'Khan can keep his money from proliferation' Monday, February 9 2004 09:39 Hrs (IST) London:
President Pervez Musharraf said Dr A Q Khan, the disgraced founder of Pakistan's nuclear weapons programme can keep the vast wealth he accumulated selling bomb-making technology to rogue States around the world.
A report in 'The Sunday Telegraph' from Islamabad today (Feb 08, 2004) quoted Gen Musharraf saying he would spare the scientist's property or assets.
"He can keep his money," Gen Musharraf said, adding that there had been good reason not to investigate the origin of Dr Khan's suspicious wealth before 1998, when Pakistan
successfully tested its first nuclear weapon.

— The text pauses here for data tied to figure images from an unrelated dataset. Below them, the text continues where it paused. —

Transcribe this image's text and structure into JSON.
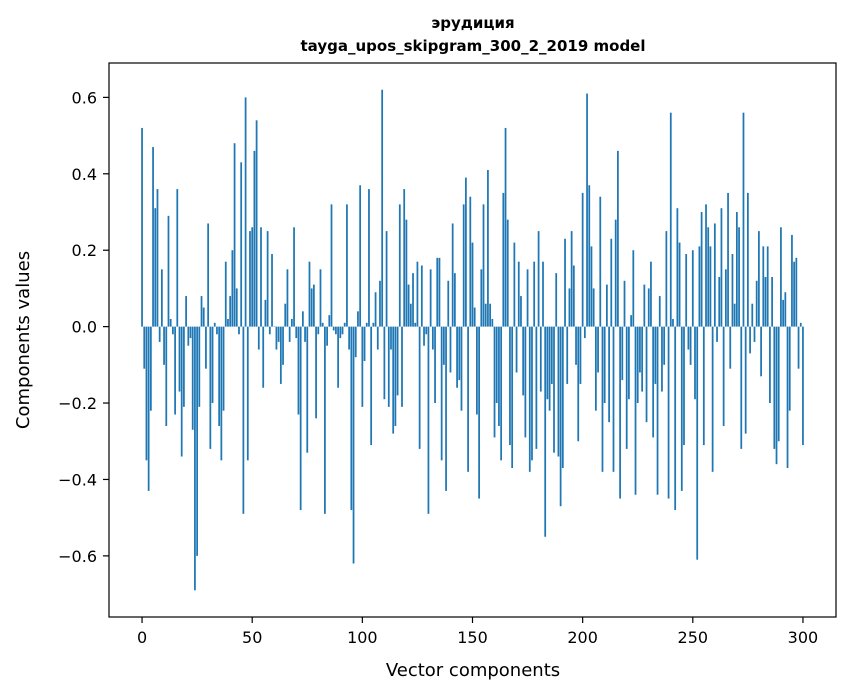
{
  "chart_data": {
    "type": "bar",
    "title": "эрудиция",
    "subtitle": "tayga_upos_skipgram_300_2_2019 model",
    "xlabel": "Vector components",
    "ylabel": "Components values",
    "xlim": [
      -15,
      315
    ],
    "ylim": [
      -0.76,
      0.69
    ],
    "x_ticks": [
      0,
      50,
      100,
      150,
      200,
      250,
      300
    ],
    "y_ticks": [
      -0.6,
      -0.4,
      -0.2,
      0.0,
      0.2,
      0.4,
      0.6
    ],
    "x_tick_labels": [
      "0",
      "50",
      "100",
      "150",
      "200",
      "250",
      "300"
    ],
    "y_tick_labels": [
      "−0.6",
      "−0.4",
      "−0.2",
      "0.0",
      "0.2",
      "0.4",
      "0.6"
    ],
    "grid": false,
    "bar_color": "#1f77b4",
    "values": [
      0.52,
      -0.11,
      -0.35,
      -0.43,
      -0.22,
      0.47,
      0.31,
      0.36,
      -0.04,
      0.15,
      -0.1,
      -0.26,
      0.29,
      0.02,
      -0.02,
      -0.23,
      0.36,
      -0.17,
      -0.34,
      -0.21,
      0.08,
      -0.05,
      -0.03,
      -0.27,
      -0.69,
      -0.6,
      -0.21,
      0.08,
      0.05,
      -0.11,
      0.27,
      -0.32,
      -0.2,
      0.01,
      -0.02,
      -0.26,
      -0.35,
      -0.22,
      0.17,
      0.02,
      0.08,
      0.2,
      0.48,
      0.1,
      -0.02,
      0.43,
      -0.49,
      0.6,
      -0.35,
      0.25,
      0.26,
      0.46,
      0.54,
      -0.06,
      0.26,
      -0.16,
      0.07,
      0.25,
      -0.02,
      0.19,
      0.0,
      -0.06,
      -0.04,
      -0.15,
      -0.1,
      0.06,
      0.15,
      -0.04,
      0.02,
      0.26,
      -0.03,
      -0.23,
      -0.48,
      0.04,
      -0.04,
      -0.33,
      0.17,
      0.1,
      0.11,
      -0.24,
      -0.02,
      0.15,
      0.01,
      -0.49,
      -0.05,
      0.03,
      0.32,
      -0.01,
      -0.02,
      -0.16,
      -0.03,
      -0.02,
      0.01,
      0.32,
      -0.06,
      -0.48,
      -0.62,
      -0.08,
      0.04,
      0.37,
      -0.21,
      -0.09,
      0.01,
      0.36,
      -0.31,
      0.01,
      0.09,
      -0.06,
      0.12,
      0.62,
      -0.19,
      0.25,
      -0.21,
      -0.06,
      -0.28,
      -0.26,
      -0.18,
      0.32,
      -0.21,
      0.36,
      0.28,
      0.11,
      0.06,
      0.14,
      0.01,
      0.17,
      -0.32,
      0.16,
      -0.05,
      -0.02,
      -0.49,
      0.15,
      -0.06,
      -0.2,
      0.18,
      0.18,
      -0.35,
      -0.1,
      -0.43,
      0.12,
      -0.12,
      0.27,
      0.14,
      -0.16,
      -0.14,
      -0.22,
      0.32,
      0.39,
      -0.38,
      0.34,
      0.22,
      0.05,
      -0.23,
      -0.45,
      0.15,
      0.32,
      0.06,
      0.41,
      0.06,
      0.02,
      -0.29,
      -0.2,
      -0.26,
      -0.35,
      0.35,
      0.52,
      0.28,
      -0.31,
      -0.37,
      0.22,
      -0.12,
      0.17,
      0.08,
      -0.18,
      -0.29,
      0.15,
      -0.38,
      -0.35,
      0.17,
      -0.32,
      0.25,
      -0.17,
      0.17,
      -0.55,
      -0.19,
      -0.22,
      -0.15,
      -0.33,
      0.14,
      -0.34,
      -0.47,
      -0.37,
      0.23,
      -0.15,
      0.1,
      0.25,
      0.16,
      -0.1,
      -0.3,
      -0.15,
      0.35,
      -0.03,
      0.61,
      0.37,
      0.21,
      0.1,
      -0.22,
      -0.12,
      0.34,
      -0.38,
      -0.2,
      0.11,
      -0.25,
      0.23,
      -0.38,
      0.28,
      0.46,
      -0.45,
      -0.14,
      0.12,
      -0.32,
      -0.19,
      0.03,
      0.2,
      -0.44,
      -0.2,
      -0.12,
      -0.17,
      0.11,
      -0.25,
      0.1,
      0.17,
      -0.29,
      -0.15,
      -0.44,
      0.08,
      -0.17,
      -0.1,
      0.25,
      -0.45,
      0.56,
      0.02,
      -0.48,
      0.31,
      0.22,
      -0.43,
      -0.31,
      0.19,
      -0.06,
      -0.1,
      0.2,
      -0.19,
      -0.61,
      0.21,
      0.3,
      -0.31,
      0.32,
      0.26,
      0.21,
      -0.38,
      0.27,
      -0.04,
      0.13,
      0.31,
      -0.26,
      0.15,
      0.35,
      -0.11,
      0.19,
      0.06,
      0.3,
      0.26,
      -0.32,
      0.56,
      -0.28,
      0.35,
      -0.07,
      0.06,
      -0.04,
      0.12,
      0.25,
      -0.13,
      0.21,
      0.13,
      0.21,
      -0.2,
      0.13,
      -0.32,
      -0.36,
      -0.3,
      0.26,
      0.07,
      0.09,
      -0.37,
      -0.22,
      0.24,
      0.17,
      0.18,
      -0.11,
      0.01,
      -0.31
    ]
  }
}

"We wanted the bomb in the national interest and so you have to ask yourself whether you act against the person who enabled you to get the bomb," he said.

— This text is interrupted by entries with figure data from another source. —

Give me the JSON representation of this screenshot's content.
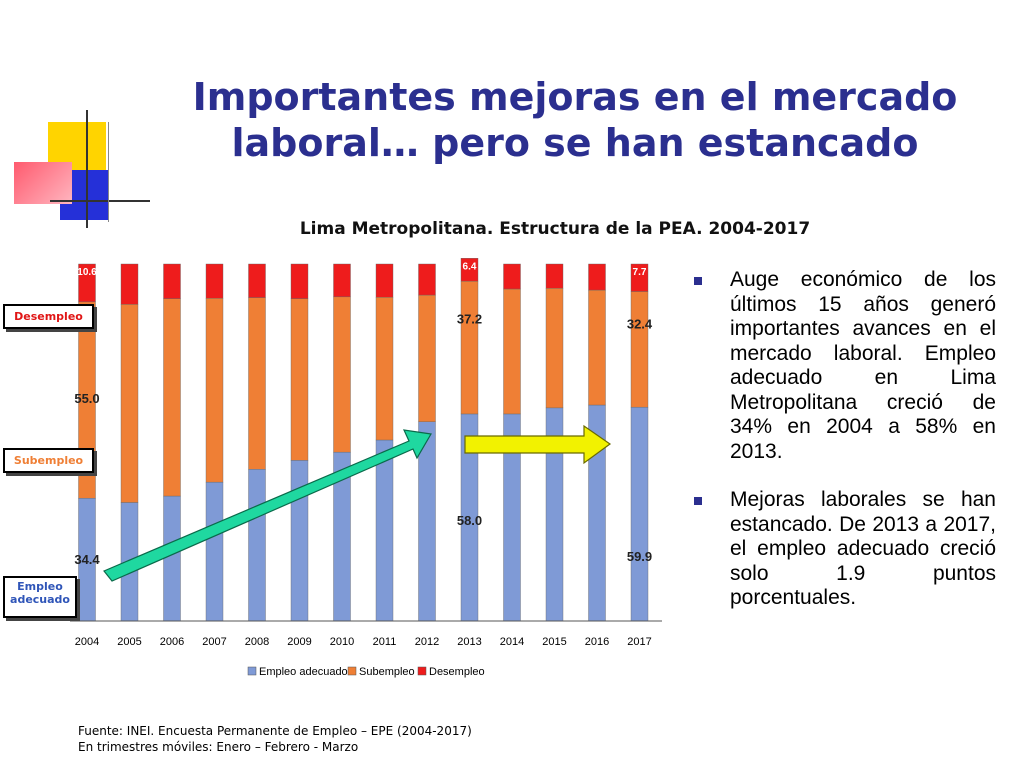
{
  "slide": {
    "title": "Importantes mejoras en el mercado laboral… pero se han estancado"
  },
  "side_labels": {
    "desempleo": "Desempleo",
    "subempleo": "Subempleo",
    "empleo_adecuado": "Empleo adecuado"
  },
  "bullets": [
    "Auge económico de los últimos 15 años generó importantes avances en el mercado laboral. Empleo adecuado en Lima Metropolitana creció de 34% en 2004 a 58% en 2013.",
    "Mejoras laborales se han estancado. De 2013 a 2017, el empleo adecuado creció solo 1.9 puntos porcentuales."
  ],
  "source": {
    "line1": "Fuente: INEI. Encuesta Permanente de Empleo – EPE (2004-2017)",
    "line2": "En trimestres móviles: Enero – Febrero - Marzo"
  },
  "colors": {
    "title": "#2b2f8f",
    "empleo_adecuado": "#7f9ad6",
    "subempleo": "#ef7f35",
    "desempleo": "#ee1c1c",
    "arrow_up": "#1fd8a0",
    "arrow_flat": "#f2f200"
  },
  "chart_data": {
    "type": "bar",
    "stacked": true,
    "title": "Lima Metropolitana. Estructura de la PEA. 2004-2017",
    "categories": [
      "2004",
      "2005",
      "2006",
      "2007",
      "2008",
      "2009",
      "2010",
      "2011",
      "2012",
      "2013",
      "2014",
      "2015",
      "2016",
      "2017"
    ],
    "series": [
      {
        "name": "Empleo adecuado",
        "values": [
          34.4,
          33.2,
          35.0,
          38.9,
          42.5,
          45.0,
          47.3,
          50.7,
          55.8,
          58.0,
          58.0,
          59.7,
          60.5,
          59.9
        ]
      },
      {
        "name": "Subempleo",
        "values": [
          55.0,
          55.5,
          55.3,
          51.5,
          48.1,
          45.3,
          43.5,
          40.0,
          35.5,
          37.2,
          35.0,
          33.5,
          32.2,
          32.4
        ]
      },
      {
        "name": "Desempleo",
        "values": [
          10.6,
          11.3,
          9.7,
          9.6,
          9.4,
          9.7,
          9.2,
          9.3,
          8.7,
          6.4,
          7.0,
          6.8,
          7.3,
          7.7
        ]
      }
    ],
    "data_labels": [
      {
        "category": "2004",
        "series": "Empleo adecuado",
        "text": "34.4"
      },
      {
        "category": "2004",
        "series": "Subempleo",
        "text": "55.0"
      },
      {
        "category": "2004",
        "series": "Desempleo",
        "text": "10.6"
      },
      {
        "category": "2013",
        "series": "Empleo adecuado",
        "text": "58.0"
      },
      {
        "category": "2013",
        "series": "Subempleo",
        "text": "37.2"
      },
      {
        "category": "2013",
        "series": "Desempleo",
        "text": "6.4"
      },
      {
        "category": "2017",
        "series": "Empleo adecuado",
        "text": "59.9"
      },
      {
        "category": "2017",
        "series": "Subempleo",
        "text": "32.4"
      },
      {
        "category": "2017",
        "series": "Desempleo",
        "text": "7.7"
      }
    ],
    "ylim": [
      0,
      100
    ],
    "grid": false,
    "legend": "bottom"
  }
}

Dr Khan is believed to have earned millions of dollars from his clandestine sale of nuclear know-how, beginning in the late 1980s. Much of the money was funnelled through bank accounts in the Middle East.

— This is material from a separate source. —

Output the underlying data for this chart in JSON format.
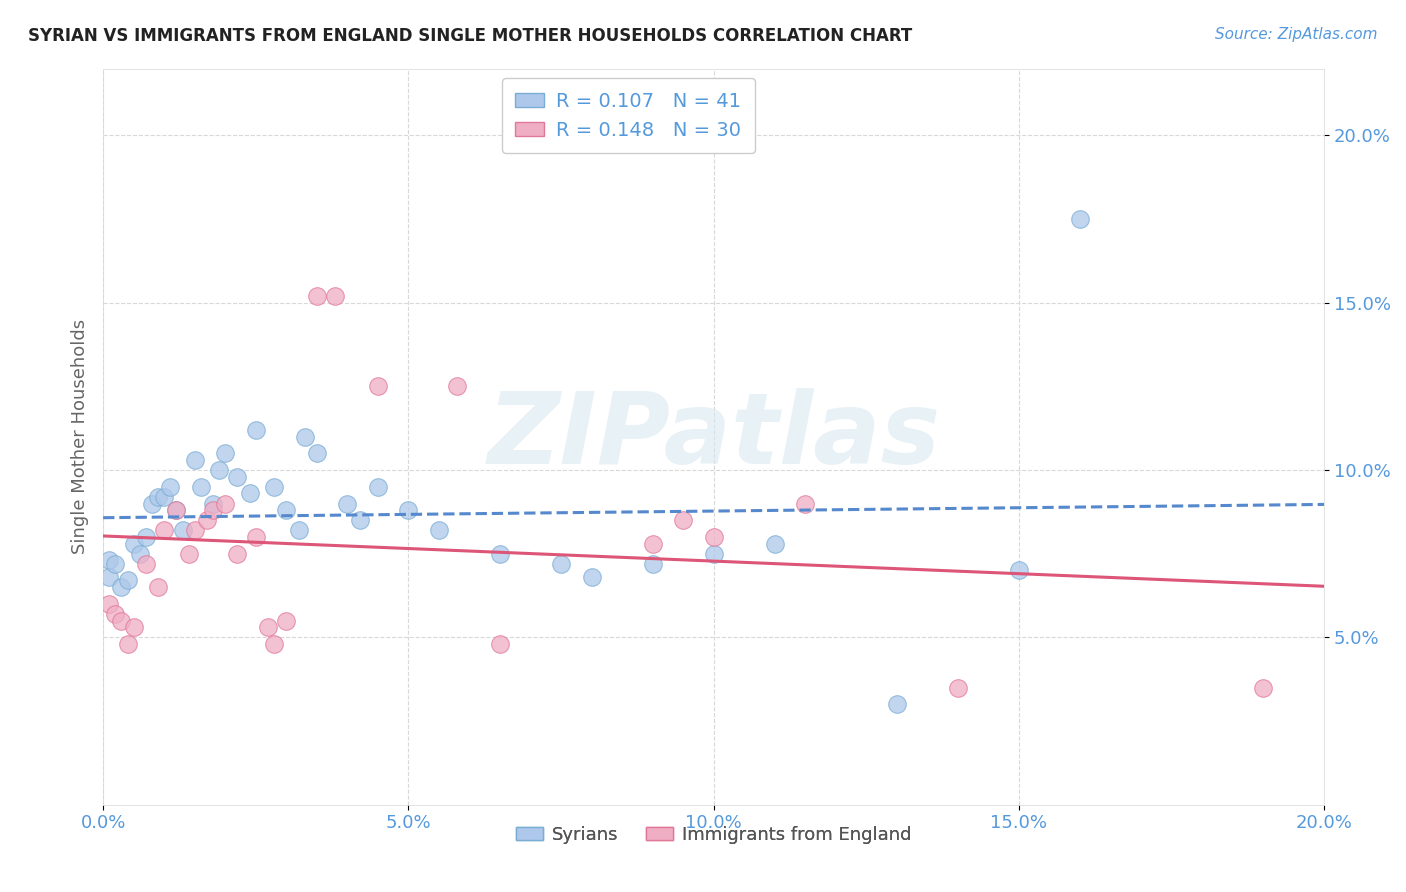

His assets include four houses in Islamabad worth an estimated 1.5 million pounds, a villa on the Caspian Sea, a hotel in Mali and a valuable vintage car collection, the report said.
Gen Musharraf said he understood the need for Pakistani scientists to develop a secret overseas network when building their first nuclear weapon.
"Obviously, we made our nuclear strength from the underworld. We did not buy openly. Every single atomic power has come through the underworld, even India," he said.
Dr Khan, 69, made a televised confession of his wrongdoing last week after being confronted by Government investigators.
Since then he has been in a state of limbo, the report said. Despite being granted a pardon, he is under house arrest and has been forbidden to give interviews. "He should not talk for some time," Gen Musharraf told 'The Sunday Telegraph'.
A.Q. Khan, the paper noted, sold nuclear technology almost as fast as Pakistan devised it, offering Saddam Hussein a design for a nuclear weapon in 1990, according to a document seized by UN (United Nations) weapons inspectors in Iraq. Saddam Hussein did not take advantage of it because he suspected it was a trap and declined.
Khan then sold it to Libya, Iran and North Korea. With North Korea, it was a swap of the Ghauri missile and missile know-how in return for Pakistans nuclear know-how.
The Chinese gave Pakistan short-range missiles but not medium range missiles, which had to be obtained from North Korea in exchange for nuclear know-how, the report said.